Mit dieser Rechtsprechung erleichtert der EuGH den Umzug von Familien aus beruflichen Gründen in der EU. Es werde verhindert, dass eine solche Familie „dem Risiko ausgesetzt ist, bei Verlust ihrer Beschäftigung den Schulbesuch ihrer Kinder unterbrechen und in ihr Herkunftsland zurückkehren zu müssen“, betonten die Richter.
Experten erwarten keine weitreichenden Auswirkungen. „Es ist sehr unwahrscheinlich, dass das Urteil spürbare Veränderungen von Migrationsströmen auslöst. Der Grundsatz, dass niemand während der Arbeitssuche in Deutschland Transferleistungen wie Hartz IV beziehen kann, wird beibehalten“, sagt Herbert Brücker, Experte am Institut für Arbeitsmarkt- und Berufsforschung.
„Es ist sehr wahrscheinlich, dass Migranten aus der EU gegenwärtig mehr in die Sozialsysteme einbezahlen, als sie herausbekommen.“Ihre Beschäftigungsquoten seien nicht sehr viel niedriger als in der deutschen Bevölkerung, aber sehr viel mehr seien im erwerbsfähigen Alter. Das entlaste die Renten-, Kranken- und Pflegeversicherung.

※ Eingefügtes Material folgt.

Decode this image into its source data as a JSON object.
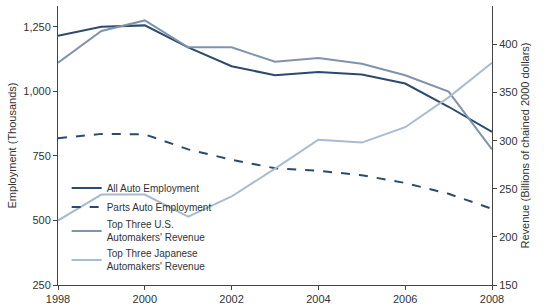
{
  "chart_data": {
    "type": "line",
    "x": [
      1998,
      1999,
      2000,
      2001,
      2002,
      2003,
      2004,
      2005,
      2006,
      2007,
      2008
    ],
    "xlim": [
      1998,
      2008
    ],
    "xticks": [
      1998,
      2000,
      2002,
      2004,
      2006,
      2008
    ],
    "y_label": "Employment (Thousands)",
    "y2_label": "Revenue (Billions of chained 2000 dollars)",
    "ylim": [
      250,
      1330
    ],
    "yticks": [
      250,
      500,
      750,
      {
        "value": 1000,
        "label": "1,000"
      },
      {
        "value": 1250,
        "label": "1,250"
      }
    ],
    "y2lim": [
      150,
      440
    ],
    "y2ticks": [
      150,
      200,
      250,
      300,
      350,
      400
    ],
    "grid": false,
    "legend": "lower left",
    "series": [
      {
        "name": "All Auto Employment",
        "color": "#2b4a6e",
        "line_style": "solid",
        "axis": "y",
        "values": [
          1215,
          1250,
          1255,
          1170,
          1097,
          1062,
          1075,
          1065,
          1030,
          940,
          843
        ]
      },
      {
        "name": "Parts Auto Employment",
        "color": "#2b4a6e",
        "line_style": "dash",
        "axis": "y",
        "values": [
          818,
          835,
          833,
          775,
          735,
          702,
          692,
          675,
          645,
          603,
          545
        ]
      },
      {
        "name": "Top Three U.S.\nAutomakers' Revenue",
        "color": "#7f93ab",
        "line_style": "solid",
        "axis": "y2",
        "values": [
          381,
          414,
          425,
          397,
          397,
          382,
          386,
          380,
          368,
          351,
          291
        ]
      },
      {
        "name": "Top Three Japanese\nAutomakers' Revenue",
        "color": "#aabbcf",
        "line_style": "solid",
        "axis": "y2",
        "values": [
          217,
          244,
          244,
          221,
          242,
          271,
          301,
          298,
          314,
          345,
          381
        ]
      }
    ]
  }
}
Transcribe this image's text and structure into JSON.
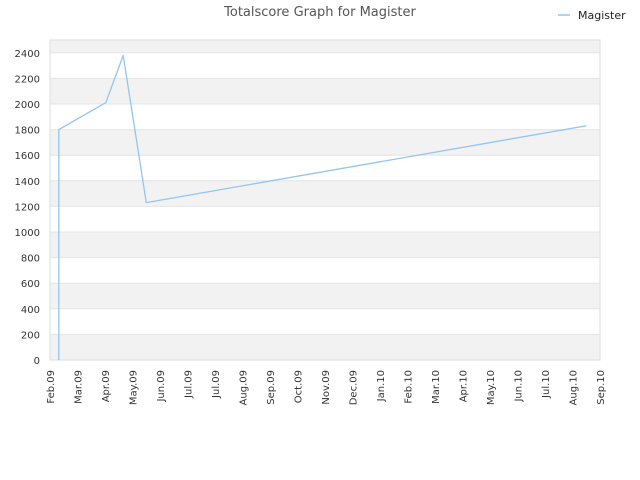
{
  "chart_data": {
    "type": "line",
    "title": "Totalscore Graph for Magister",
    "xlabel": "",
    "ylabel": "",
    "legend_placement": "top-right",
    "grid": true,
    "band_colors": [
      "#f2f2f2",
      "#ffffff"
    ],
    "x_ticks": [
      "Feb.09",
      "Mar.09",
      "Apr.09",
      "May.09",
      "Jun.09",
      "Jul.09",
      "Jul.09",
      "Aug.09",
      "Sep.09",
      "Oct.09",
      "Nov.09",
      "Dec.09",
      "Jan.10",
      "Feb.10",
      "Mar.10",
      "Apr.10",
      "May.10",
      "Jun.10",
      "Jul.10",
      "Aug.10",
      "Sep.10"
    ],
    "y_ticks": [
      0,
      200,
      400,
      600,
      800,
      1000,
      1200,
      1400,
      1600,
      1800,
      2000,
      2200,
      2400
    ],
    "ylim": [
      0,
      2500
    ],
    "x_range_index": [
      0,
      20
    ],
    "series": [
      {
        "name": "Magister",
        "color": "#92c5f0",
        "points": [
          {
            "x": 0.32,
            "y": 0
          },
          {
            "x": 0.32,
            "y": 1800
          },
          {
            "x": 2.03,
            "y": 2010
          },
          {
            "x": 2.66,
            "y": 2380
          },
          {
            "x": 3.5,
            "y": 1230
          },
          {
            "x": 19.5,
            "y": 1830
          }
        ]
      }
    ]
  }
}
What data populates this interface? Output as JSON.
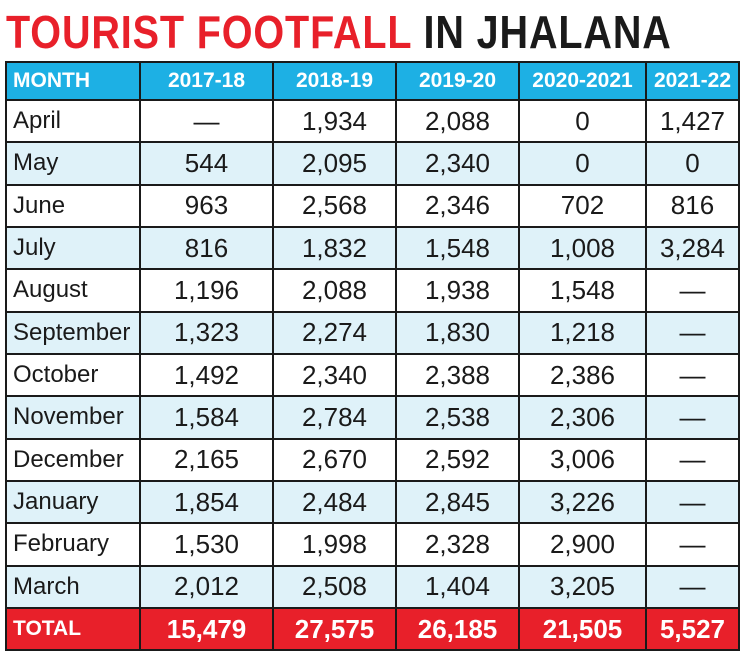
{
  "title": {
    "part1": "TOURIST FOOTFALL",
    "part2": " IN JHALANA"
  },
  "colors": {
    "title_red": "#e8202a",
    "header_blue": "#1db0e4",
    "row_shade": "#dff2f9",
    "total_red": "#e8202a"
  },
  "chart_data": {
    "type": "table",
    "title": "TOURIST FOOTFALL IN JHALANA",
    "columns": [
      "MONTH",
      "2017-18",
      "2018-19",
      "2019-20",
      "2020-2021",
      "2021-22"
    ],
    "rows": [
      [
        "April",
        "—",
        "1,934",
        "2,088",
        "0",
        "1,427"
      ],
      [
        "May",
        "544",
        "2,095",
        "2,340",
        "0",
        "0"
      ],
      [
        "June",
        "963",
        "2,568",
        "2,346",
        "702",
        "816"
      ],
      [
        "July",
        "816",
        "1,832",
        "1,548",
        "1,008",
        "3,284"
      ],
      [
        "August",
        "1,196",
        "2,088",
        "1,938",
        "1,548",
        "—"
      ],
      [
        "September",
        "1,323",
        "2,274",
        "1,830",
        "1,218",
        "—"
      ],
      [
        "October",
        "1,492",
        "2,340",
        "2,388",
        "2,386",
        "—"
      ],
      [
        "November",
        "1,584",
        "2,784",
        "2,538",
        "2,306",
        "—"
      ],
      [
        "December",
        "2,165",
        "2,670",
        "2,592",
        "3,006",
        "—"
      ],
      [
        "January",
        "1,854",
        "2,484",
        "2,845",
        "3,226",
        "—"
      ],
      [
        "February",
        "1,530",
        "1,998",
        "2,328",
        "2,900",
        "—"
      ],
      [
        "March",
        "2,012",
        "2,508",
        "1,404",
        "3,205",
        "—"
      ]
    ],
    "total": [
      "TOTAL",
      "15,479",
      "27,575",
      "26,185",
      "21,505",
      "5,527"
    ]
  }
}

Auch Holger Schäfer vom Institut der deutschen Wirtschaft zeigte sich nicht beunruhigt. „Die Personenfreizügigkeit in der EU ließe sich mit einem vollständig offenen Sozialsystem nicht vereinbaren. Aber es gibt bisher ausreichende Grenzen für die Einwanderung in unser Sozialsystem“, sagte er. „Die überwiegende Zahl der EU-Bürger kommt, um hier zu arbeiten, nicht, um Sozialleistungen zu beziehen.“
Das Urteil sei „eine Ohrfeige für die Bundesregierung“, sagte der sozialpolitische Sprecher der Grünen, Wolfgang Strengmann-Kuhn. „EU-Bürger sowie deren Angehörige, die in Deutschland leben, arbeiten, Arbeit suchen, zur Schule gehen oder in Ausbildung sind, dürfen nicht leichtfertig oder gar pauschal von Sozialleistungen ausgeschlossen werden.“Der FDP-Sozialpolitiker Pascal Kober sah das Problem anderswo: „Die Lösung liegt nicht darin, den Sozialleistungsbezug gegen Kindeswohl auszuspielen, sondern darin, dass die Wiederaufnahme einer Arbeit nicht gelungen ist.“Das Hartz-IV-System müsse reformiert werden.